Entertainer and human rights activist Harry Belafonte speaks during a press conference at the Arts Presenters Members Conference in New York, Saturday, Jan. 21, 2006 . Belafonte called U.S. President George W. Bush "the greatest terrorist in the world" in a recent television broadcast. (AP Photo/Shiho Fukada)
What do you do when it has been a while since you made headlines? If you are Harry Belafonte, apparently you say the president should jail Republicans.
The American singer-songwriter, once considered the “Kind of Calypso,” this week ignited outrage – and plenty of eye rolls – after speaking with MSNBC’s Al Sharpton and saying President Obama should rule like a third-world dictator and toss his GOP opponents behind bars.
“That there should be this lingering infestation of really corrupt people who sit trying to dismantle the wishes of the people, the mandate that has been given to Barack Obama, and I don’t know what more they want,” he said. “The only thing left for Barack Obama to do is to work like a third world dictator and just put all these guys in jail.”
Belafonte went on to claim that Republicans are "violating the American desire" by working to keep government limited, taxes low and the country solvent. Sharpton was clearly amused by the suggestion – and could be heard laughing in the background.
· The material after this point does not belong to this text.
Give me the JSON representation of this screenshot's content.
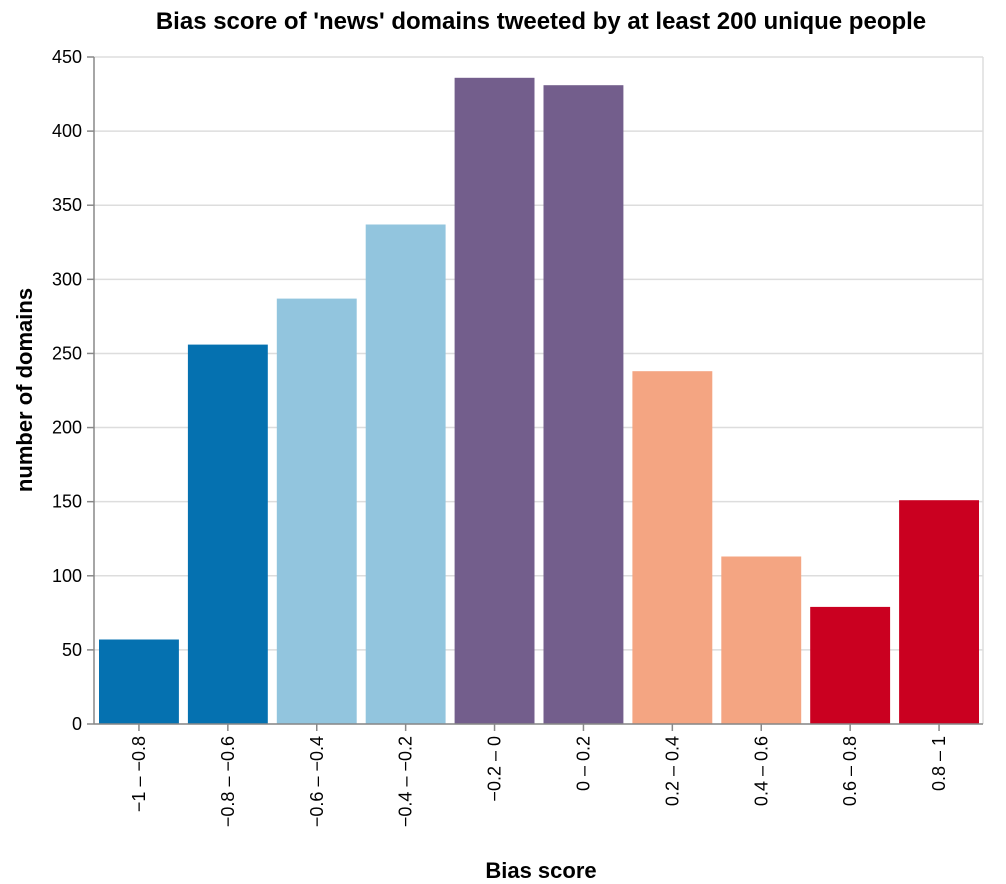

But some critics are far from amused.
“Harry Belafonte has a long career as singer, actor, civil rights crusader, and now, professional lefty nutball. He no longer is content to just abuse conservatives, now he wants to envision Obama as a third-world dictator and have his opponents jailed,” Dan Gainor, VP of Business & Culture at the Media Research Institute, told FOX411’s Pop Tarts column.
Belafonte’s latest remarks have also drawn condemnation across the Twitterverse, including from former GOP Presidential hopeful, Herman Cain, who tweeted: “What’s up with these crazy liberals?”
“Every time Harry Belafonte is given a chance to speak, we are granted the opportunity to laugh at his incompetence,” tweeted one, while another called him a “total wackjob.” Another observed: “Don't know what's more disturbing, Harry Belafonte's statement or that @MSNBC thinks he's worth talking to.”
This is hardly the first time Belafonte ignited a media star with his anti-Republican remarks. In 2002, he began making heated comments against then-President George W. Bush and his administration.
“There is an old saying, in the days of slavery. There were those slaves who lived on the plantation, and there were those slaves who lived in the house. You got the privilege of living in the house if you served the master, do exactly the way the master intended to have you serve him,” he said in an interview with a San Diego radio station, referring to a quote made by civil rights radical Malcolm X. “That gave you privilege. Colin Powell is committed to come into the house of the master, as long as he would serve the master, according to the master's purpose. And when Colin Powell dares to suggest something other than what the master wants to hear, he will be turned back out to pasture. And you don't hear much from those who live in the pasture.”
Powell later called the remarks "unfortunate" while Secretary of State Rice responded: "I don't need Harry Belafonte to tell me what it means to be black."
Some wonder why the mainstream media continues to provide a platform for Belafonte.
“In recent years, Belafonte has said that President George W. Bush as ‘the greatest terrorist in the world’ was ‘no better’ than Osama bin Laden,” Gainor added. “He has claimed the Tea Parties were ‘at the vanguard’ of ‘the greatest threat of all is the undermining of our Constitution.’ The equally bizarre hosts of MSNBC keep giving Belafonte a platform because they want to give such bizarre comments credibility. It's an embarrassment to a once-great man to have fallen so far.”
Reps for Belafonte and MSNBC did not respond to a request for further comment.